Why bother? The Islanders know where they sit, still in last place in the Eastern Conference. They know all about the late-game mistakes and misfortune that cost them yet again on Wednesday night. It was the seventh time in 19 games this season that the Islanders allowed a game-tying or game-deciding goal in the last three minutes of the third period.
“Whether it’s errors by us, penalties, bad bounces, it doesn’t really matter anymore,” Thomas Hickey said after the Thanksgiving Day practice here ahead of Friday afternoon’s game against the Sharks. “We have to start turning it around. We had to do that a while ago, honestly.”
Dwight King’s goal with 2:53 left snapped a 1-1 tie and started a wild flurry of goals in what became a 4-2 loss to the Kings. If this were a rare occurrence, the Islanders could have offered a rueful laugh over the series of events that led to King’s goal.
First there was a failed clearing attempt at the Islanders’ line with about five minutes to play in a third period that easily had been one of the Isles’ best this season. The Kings’ Jake Muzzin held the puck in by an inch or two, with three Islanders forwards within a few feet of him. Muzzin then whipped a pass through all three and right to Tyler Toffoli alone in front of Jaroslav Halak.
Nick Leddy lifted Toffoli’s stick rather neatly to prevent a good scoring chance, but referee Kyle Rehman saw a hook and sent Leddy to the penalty box. Just as the power play was ending, Hickey and Trevor Lewis got tangled up behind the Islanders’ net and Casey Cizikas’ stick got caught as Lewis and Hickey tumbled to the ice.

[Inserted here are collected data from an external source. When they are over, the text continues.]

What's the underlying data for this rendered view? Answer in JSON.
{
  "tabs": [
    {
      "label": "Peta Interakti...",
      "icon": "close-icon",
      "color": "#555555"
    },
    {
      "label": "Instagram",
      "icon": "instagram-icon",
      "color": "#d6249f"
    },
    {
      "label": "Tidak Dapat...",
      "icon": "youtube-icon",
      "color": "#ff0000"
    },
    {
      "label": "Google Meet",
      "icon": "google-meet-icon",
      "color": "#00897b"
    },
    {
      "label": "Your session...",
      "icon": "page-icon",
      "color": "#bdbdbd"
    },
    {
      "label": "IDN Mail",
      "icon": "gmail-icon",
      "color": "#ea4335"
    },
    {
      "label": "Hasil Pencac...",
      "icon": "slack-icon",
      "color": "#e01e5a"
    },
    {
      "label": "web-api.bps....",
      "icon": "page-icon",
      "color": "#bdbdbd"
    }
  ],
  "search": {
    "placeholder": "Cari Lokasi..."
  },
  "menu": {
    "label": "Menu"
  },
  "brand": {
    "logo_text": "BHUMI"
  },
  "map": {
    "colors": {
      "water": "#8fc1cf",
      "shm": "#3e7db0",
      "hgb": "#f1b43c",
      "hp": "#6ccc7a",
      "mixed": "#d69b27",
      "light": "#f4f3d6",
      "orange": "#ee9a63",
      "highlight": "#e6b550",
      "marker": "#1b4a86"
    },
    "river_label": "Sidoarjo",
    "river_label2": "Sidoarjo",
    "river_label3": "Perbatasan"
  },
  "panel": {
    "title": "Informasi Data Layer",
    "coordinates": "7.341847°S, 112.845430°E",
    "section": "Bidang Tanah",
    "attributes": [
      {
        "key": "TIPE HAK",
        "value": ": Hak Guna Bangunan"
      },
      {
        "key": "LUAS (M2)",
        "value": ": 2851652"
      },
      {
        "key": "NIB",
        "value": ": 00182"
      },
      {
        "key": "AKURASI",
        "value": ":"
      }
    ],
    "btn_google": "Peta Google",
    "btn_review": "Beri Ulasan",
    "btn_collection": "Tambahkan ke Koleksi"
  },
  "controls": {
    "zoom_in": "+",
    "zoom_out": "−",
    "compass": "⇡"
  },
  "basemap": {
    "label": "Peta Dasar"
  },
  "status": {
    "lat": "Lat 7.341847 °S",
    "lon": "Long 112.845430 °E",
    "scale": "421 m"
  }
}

That left Kings defenseman Derek Forbort with loads of time and room to get off a wrist shot from the point that Lewis deflected with his stick and King deflected with his left foot past Halak, a double-deflection goal that looked like a Price Is Right “plinko” game-winner.

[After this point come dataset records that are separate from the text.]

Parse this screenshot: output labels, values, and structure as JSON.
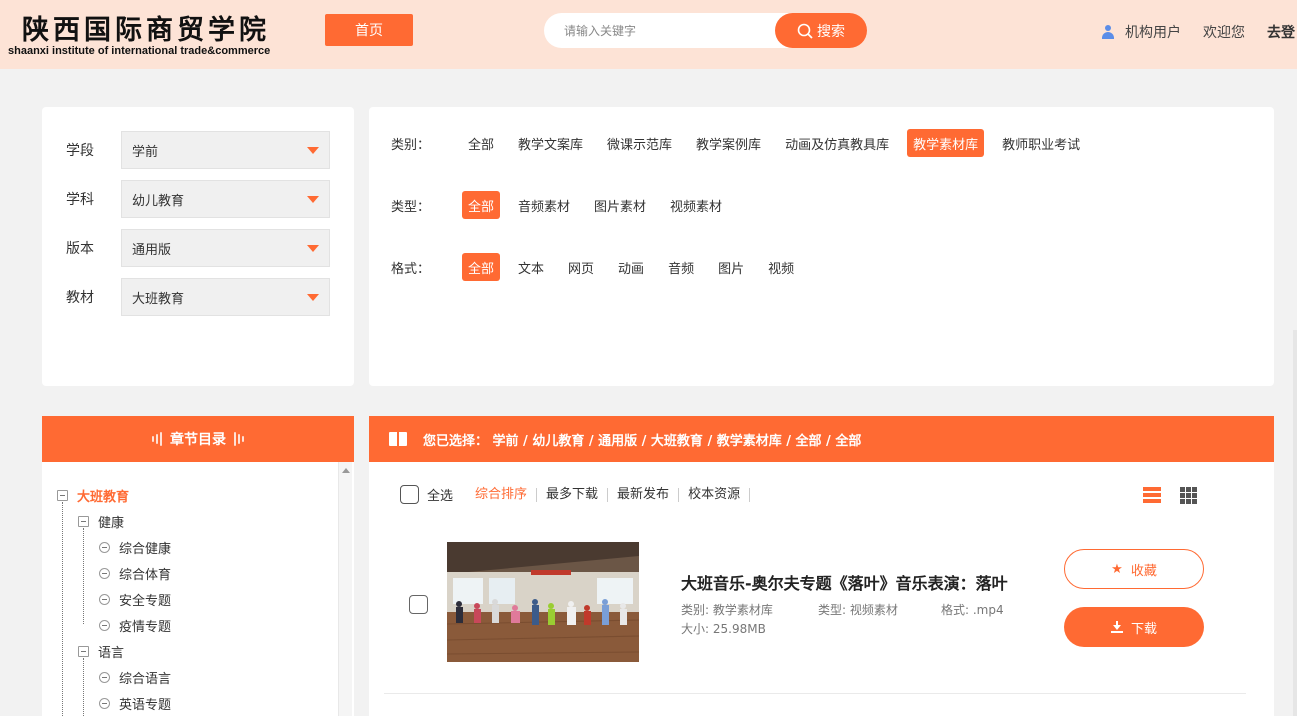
{
  "header": {
    "logo_cn": "陕西国际商贸学院",
    "logo_en": "shaanxi institute of international trade&commerce",
    "home_label": "首页",
    "search_placeholder": "请输入关键字",
    "search_label": "搜索",
    "user_type": "机构用户",
    "welcome": "欢迎您",
    "logout": "去登"
  },
  "filters": [
    {
      "label": "学段",
      "value": "学前"
    },
    {
      "label": "学科",
      "value": "幼儿教育"
    },
    {
      "label": "版本",
      "value": "通用版"
    },
    {
      "label": "教材",
      "value": "大班教育"
    }
  ],
  "categories": {
    "category_label": "类别：",
    "category_options": [
      "全部",
      "教学文案库",
      "微课示范库",
      "教学案例库",
      "动画及仿真教具库",
      "教学素材库",
      "教师职业考试"
    ],
    "category_active": "教学素材库",
    "type_label": "类型：",
    "type_options": [
      "全部",
      "音频素材",
      "图片素材",
      "视频素材"
    ],
    "type_active": "全部",
    "format_label": "格式：",
    "format_options": [
      "全部",
      "文本",
      "网页",
      "动画",
      "音频",
      "图片",
      "视频"
    ],
    "format_active": "全部"
  },
  "chapter": {
    "title": "章节目录",
    "tree": [
      {
        "level": 0,
        "label": "大班教育"
      },
      {
        "level": 1,
        "label": "健康"
      },
      {
        "level": 2,
        "label": "综合健康"
      },
      {
        "level": 2,
        "label": "综合体育"
      },
      {
        "level": 2,
        "label": "安全专题"
      },
      {
        "level": 2,
        "label": "疫情专题"
      },
      {
        "level": 1,
        "label": "语言"
      },
      {
        "level": 2,
        "label": "综合语言"
      },
      {
        "level": 2,
        "label": "英语专题"
      }
    ]
  },
  "results": {
    "selected_text": "您已选择： 学前 / 幼儿教育 / 通用版 / 大班教育 / 教学素材库 / 全部 / 全部",
    "select_all": "全选",
    "sort_options": [
      "综合排序",
      "最多下载",
      "最新发布",
      "校本资源"
    ],
    "sort_active": "综合排序",
    "items": [
      {
        "title": "大班音乐-奥尔夫专题《落叶》音乐表演：落叶",
        "category": "类别: 教学素材库",
        "type": "类型: 视频素材",
        "format": "格式: .mp4",
        "size": "大小: 25.98MB",
        "fav_label": "收藏",
        "download_label": "下载"
      }
    ]
  },
  "colors": {
    "accent": "#ff6a33",
    "header_bg": "#fde3d6",
    "page_bg": "#f2f2f2"
  }
}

“We’ve just got to kill a penalty, get that swagger back on the PK we had all last year,” Jack Capuano said.
King’s goal technically was not a power-play goal, coming one second after Leddy’s minor expired, but it still was a five-on-four situation. “Special teams is a big part of why we are where we are,” Capuano said.
Wednesday night’s regulation defeat made it four games in which the Isles were tied with three minutes to go and came away empty-handed: Oct. 18 against the Sharks, Oct. 26 against the Canadiens and Oct. 27 in Pittsburgh. Add in three tying goals in the final minute of regulation (Oct. 16 against the Ducks, Nov. 3 against the Flyers and Nov. 12 in Sunrise against the Panthers) and Isles players could drive themselves mad calculating the points lost and where they’d be in the standings.
“We have to get the bounces going our way, be the team that’s pressing for the go-ahead goal and get the two points when they’re up for grabs,” Hickey said. “It doesn’t matter what’s happened to this point; we need to change it now.”